My original solution, for posterity:
cards_owned = {card.id: 1 for card in self.cards}
current_card = self.cards[0]
card_score = self.get_win_count(current_card)
cards_owned[current_card.id] = 1
while current_card is not None:
for i in range(current_card.id + 1, current_card.id + 1 + card_score):
if i in cards_owned:
cards_owned[i] = cards_owned[i] + cards_owned[current_card.id]
else:
cards_owned[i] = cards_owned[current_card.id]
if current_card.id < len(self.cards):
current_card = self.cards[current_card.id]
card_score = self.get_win_count(current_card)
else:
current_card = None
Stepping through the sample input with this algorithm looks something like this:
Step 1
---------
[1 Owned] Card 1 -> 4 Winners -> 1 Each of [2, 3, 4, 5]
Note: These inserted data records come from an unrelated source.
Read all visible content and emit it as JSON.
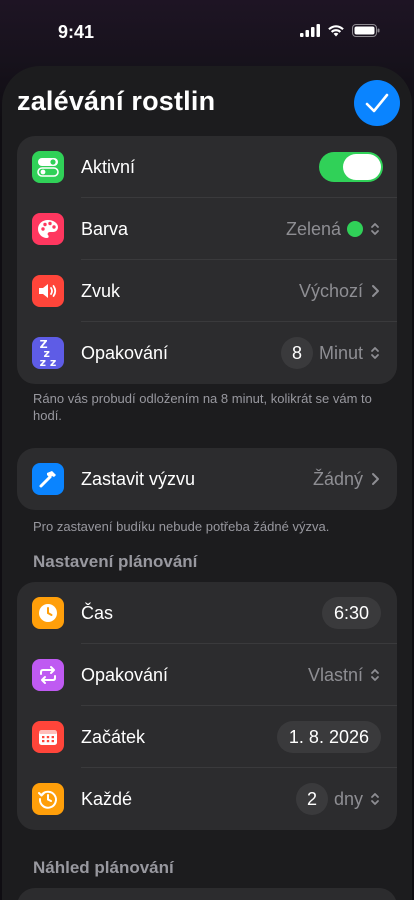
{
  "status": {
    "time": "9:41"
  },
  "header": {
    "title": "zalévání rostlin"
  },
  "card1": {
    "active_label": "Aktivní",
    "active_on": true,
    "color_label": "Barva",
    "color_value": "Zelená",
    "color_hex": "#30d158",
    "sound_label": "Zvuk",
    "sound_value": "Výchozí",
    "repeat_label": "Opakování",
    "repeat_count": "8",
    "repeat_unit": "Minut"
  },
  "card1_note": "Ráno vás probudí odložením na 8 minut, kolikrát se vám to hodí.",
  "card2": {
    "stop_label": "Zastavit výzvu",
    "stop_value": "Žádný"
  },
  "card2_note": "Pro zastavení budíku nebude potřeba žádné výzva.",
  "scheduling": {
    "section_title": "Nastavení plánování",
    "time_label": "Čas",
    "time_value": "6:30",
    "repeat_label": "Opakování",
    "repeat_value": "Vlastní",
    "start_label": "Začátek",
    "start_value": "1. 8. 2026",
    "every_label": "Každé",
    "every_count": "2",
    "every_unit": "dny"
  },
  "preview": {
    "section_title": "Náhled plánování"
  }
}
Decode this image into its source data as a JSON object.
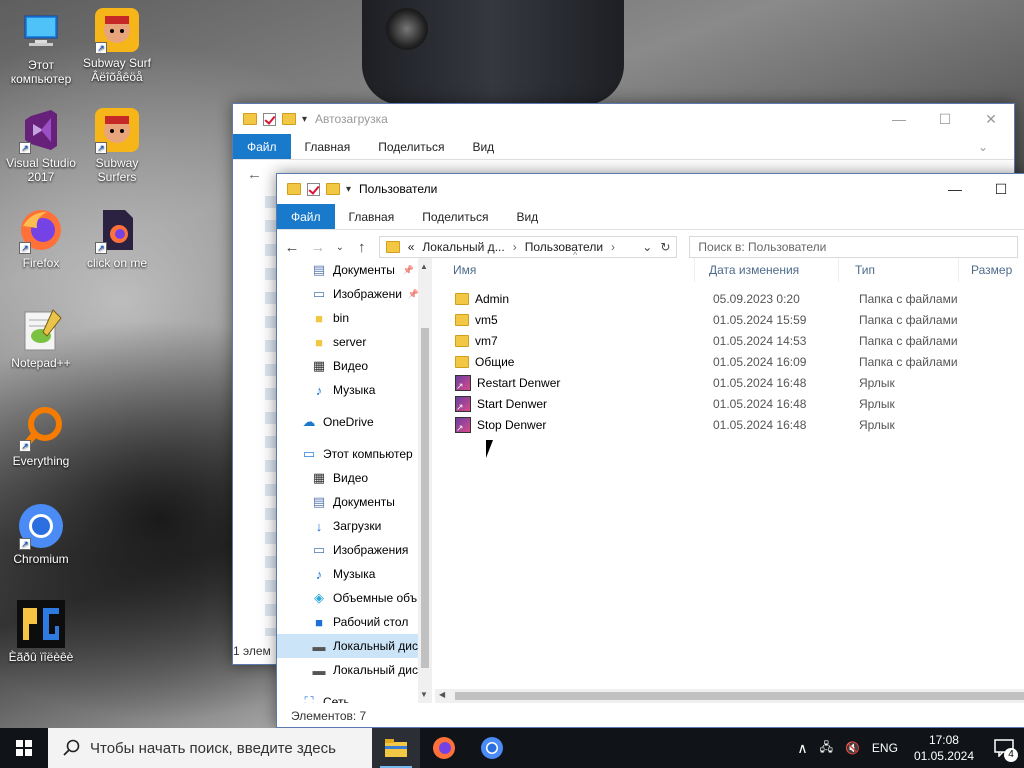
{
  "desktop": {
    "icons": [
      {
        "label": "Этот компьютер",
        "icon": "computer-icon"
      },
      {
        "label": "Subway Surf Âëîõåêöå",
        "icon": "subway-surfers-icon"
      },
      {
        "label": "Visual Studio 2017",
        "icon": "visual-studio-icon"
      },
      {
        "label": "Subway Surfers",
        "icon": "subway-surfers-icon"
      },
      {
        "label": "Firefox",
        "icon": "firefox-icon"
      },
      {
        "label": "click on me",
        "icon": "firefox-file-icon"
      },
      {
        "label": "Notepad++",
        "icon": "notepadpp-icon"
      },
      {
        "label": "Everything",
        "icon": "everything-icon"
      },
      {
        "label": "Chromium",
        "icon": "chromium-icon"
      },
      {
        "label": "Èãðû ïîëèêè",
        "icon": "game-icon"
      }
    ]
  },
  "back_window": {
    "title": "Автозагрузка",
    "tabs": [
      "Файл",
      "Главная",
      "Поделиться",
      "Вид"
    ],
    "status": "1 элем"
  },
  "front_window": {
    "title": "Пользователи",
    "tabs": [
      "Файл",
      "Главная",
      "Поделиться",
      "Вид"
    ],
    "address": {
      "prefix": "«",
      "parts": [
        "Локальный д...",
        "Пользователи"
      ]
    },
    "search_placeholder": "Поиск в: Пользователи",
    "sidebar": [
      {
        "label": "Документы",
        "icon": "documents-icon",
        "pinned": true
      },
      {
        "label": "Изображени",
        "icon": "pictures-icon",
        "pinned": true
      },
      {
        "label": "bin",
        "icon": "folder-icon"
      },
      {
        "label": "server",
        "icon": "folder-icon"
      },
      {
        "label": "Видео",
        "icon": "video-icon"
      },
      {
        "label": "Музыка",
        "icon": "music-icon"
      },
      {
        "label": "OneDrive",
        "icon": "onedrive-icon",
        "level": 0
      },
      {
        "label": "Этот компьютер",
        "icon": "computer-icon",
        "level": 0
      },
      {
        "label": "Видео",
        "icon": "video-icon"
      },
      {
        "label": "Документы",
        "icon": "documents-icon"
      },
      {
        "label": "Загрузки",
        "icon": "downloads-icon"
      },
      {
        "label": "Изображения",
        "icon": "pictures-icon"
      },
      {
        "label": "Музыка",
        "icon": "music-icon"
      },
      {
        "label": "Объемные объ",
        "icon": "3d-objects-icon"
      },
      {
        "label": "Рабочий стол",
        "icon": "desktop-icon"
      },
      {
        "label": "Локальный дис",
        "icon": "drive-icon",
        "selected": true
      },
      {
        "label": "Локальный дис",
        "icon": "drive-icon"
      },
      {
        "label": "Сеть",
        "icon": "network-icon",
        "level": 0
      }
    ],
    "columns": [
      "Имя",
      "Дата изменения",
      "Тип",
      "Размер"
    ],
    "files": [
      {
        "name": "Admin",
        "date": "05.09.2023 0:20",
        "type": "Папка с файлами",
        "icon": "folder-icon"
      },
      {
        "name": "vm5",
        "date": "01.05.2024 15:59",
        "type": "Папка с файлами",
        "icon": "folder-icon"
      },
      {
        "name": "vm7",
        "date": "01.05.2024 14:53",
        "type": "Папка с файлами",
        "icon": "folder-icon"
      },
      {
        "name": "Общие",
        "date": "01.05.2024 16:09",
        "type": "Папка с файлами",
        "icon": "folder-icon"
      },
      {
        "name": "Restart Denwer",
        "date": "01.05.2024 16:48",
        "type": "Ярлык",
        "icon": "shortcut-icon"
      },
      {
        "name": "Start Denwer",
        "date": "01.05.2024 16:48",
        "type": "Ярлык",
        "icon": "shortcut-icon"
      },
      {
        "name": "Stop Denwer",
        "date": "01.05.2024 16:48",
        "type": "Ярлык",
        "icon": "shortcut-icon"
      }
    ],
    "status": "Элементов: 7"
  },
  "taskbar": {
    "search_placeholder": "Чтобы начать поиск, введите здесь",
    "lang": "ENG",
    "time": "17:08",
    "date": "01.05.2024",
    "notifications": "4"
  },
  "colors": {
    "accent": "#1979ca",
    "selection": "#cce4f7",
    "folder": "#f2c744",
    "taskbar": "#101317"
  }
}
[1 Owned] Card 2 -> 2 Winners
[1 Owned] Card 3 -> 2 Winners
[1 Owned] Card 4 -> 1 Winner
[1 Owned] Card 5 -> 0 Winners
[1 Owned] Card 6 -> 0 Winners
Step 2
---------
[1 Owned] Card 1 -> 4 Winners -> 1 Each of [2, 3, 4, 5]
[2 Owned] Card 2 -> 2 Winners -> 2 Each of [3, 4]
[2 Owned] Card 3 -> 2 Winners
[2 Owned] Card 4 -> 1 Winner
[2 Owned] Card 5 -> 0 Winners
[1 Owned] Card 6 -> 0 Winners
Since we own 2 copies of card 2 now, we get another two copies of 3 and 4 when we process 2. Continuing onward:
Step 3
---------
[1 Owned] Card 1 -> 4 Winners -> 1 Each of [2, 3, 4, 5]
[2 Owned] Card 2 -> 2 Winners -> 2 Each of [3, 4]
[4 Owned] Card 3 -> 2 Winners -> 4 Each of [4, 5]
[4 Owned] Card 4 -> 1 Winner
[2 Owned] Card 5 -> 0 Winners
[1 Owned] Card 6 -> 0 Winners
Step 4
---------
[1 Owned] Card 1 -> 4 Winners -> 1 Each of [2, 3, 4, 5]
[2 Owned] Card 2 -> 2 Winners -> 2 Each of [3, 4]
[4 Owned] Card 3 -> 2 Winners -> 4 Each of [4, 5]
[8 Owned] Card 4 -> 1 Winner -> 8 Each of [5]
[6 Owned] Card 5 -> 0 Winners
[1 Owned] Card 6 -> 0 Winners
Step 5
---------
[1 Owned] Card 1 -> 4 Winners -> 1 Each of [2, 3, 4, 5]
[2 Owned] Card 2 -> 2 Winners -> 2 Each of [3, 4]
[4 Owned] Card 3 -> 2 Winners -> 4 Each of [4, 5]
[8 Owned] Card 4 -> 1 Winner -> 8 Each of [5]
[14 Owned] Card 5 -> 0 Winners -> No change
[1 Owned] Card 6 -> 0 Winners
Step 6
---------
[1 Owned] Card 1 -> 4 Winners -> 1 Each of [2, 3, 4, 5]
[2 Owned] Card 2 -> 2 Winners -> 2 Each of [3, 4]
[4 Owned] Card 3 -> 2 Winners -> 4 Each of [4, 5]
[8 Owned] Card 4 -> 1 Winner -> 8 Each of [5]
[14 Owned] Card 5 -> 0 Winners -> No change
[1 Owned] Card 6 -> 0 Winners -> No change
After the last step we end up with 1 copy of card 1, 2 of card 2, 4 of card 3, 8 of card 4, 14 of card 5, and 1 of card 6, for a grand total of 30 cards.
Closing Thoughts
The difficulty curve for the puzzles this year has been hard to predict. I guess that’s Advent of Code in a nutshell, but the gap in difficulty between days feels particularly chaotic this year. Of course, it’s only a matter of time until we face the inevitable dropoff point. Last year there was a fairly sizeable drop in submissions after day 6, followed by a fairly steady decrease each day. Of course, this year’s stats have already seen fairly large drops even as early as day 2 so it’s hard to say how the rest of the puzzles will pan out.